Due largely to Pyewacket, the $3.6 million that OCC raised in in-kind donations was an all-time campus high. The boat, which Disney had raced in a number of world competitions, is now used by students in the sailing courses. Disney gave the vessel to OCC after announcing his retirement from racing.

Among the other notable gifts to OCC over the last year were $340,000 from the estate of pediatrician Richard Houghton, which benefited the campus’ Student Health Center and School of Allied Health, and $650,000 given anonymously to the sailing school.
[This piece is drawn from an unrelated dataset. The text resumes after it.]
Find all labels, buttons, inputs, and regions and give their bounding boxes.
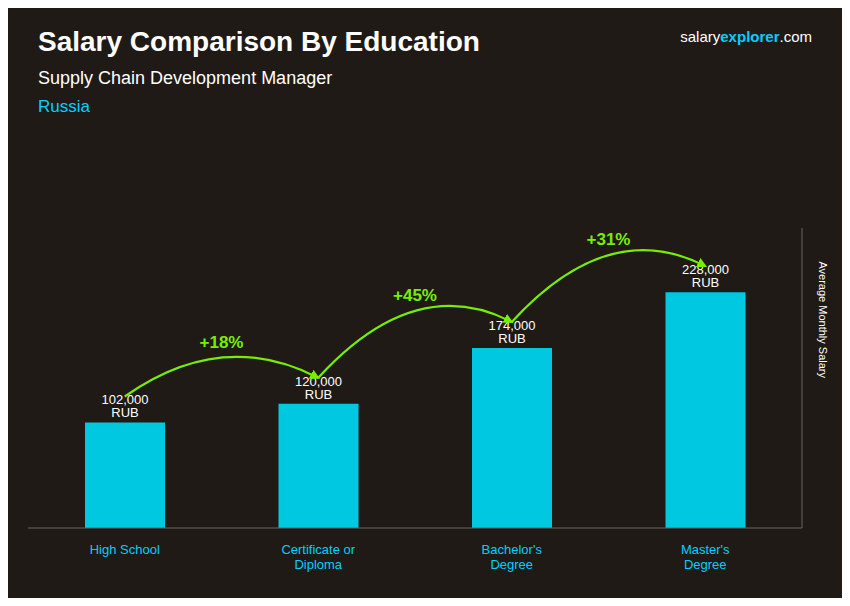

Bennett said that OCC may use the latter donation for a planned expansion of the sailing school, which is on West Coast Highway in Newport Beach. The Orange County Sanitation District has plans to build a pumping station across the street from the sailing school, but as soon as that project is done, OCC hopes to erect a bridge across the highway and possibly add classrooms and parking spaces.

The funds raised by the foundation last year also encompassed $297,000 for scholarships, $20,000 for the culinary arts team and $56,600 for the men’s rowing team. A pair of key campus structures, the Frank M. Doyle Arts Pavilion and the Harry & Grace Steele Children’s Center, each got around $15,000.

David Cline, the foundation president, credited the record funds to community outreach.

“It’s word of mouth,” he said. “It’s a very strong connection to the sources of philanthropic funds in the area through a longtime relationship with the community.”

Since July 1, Bennett said, the OCC Foundation has amassed more than $315,000.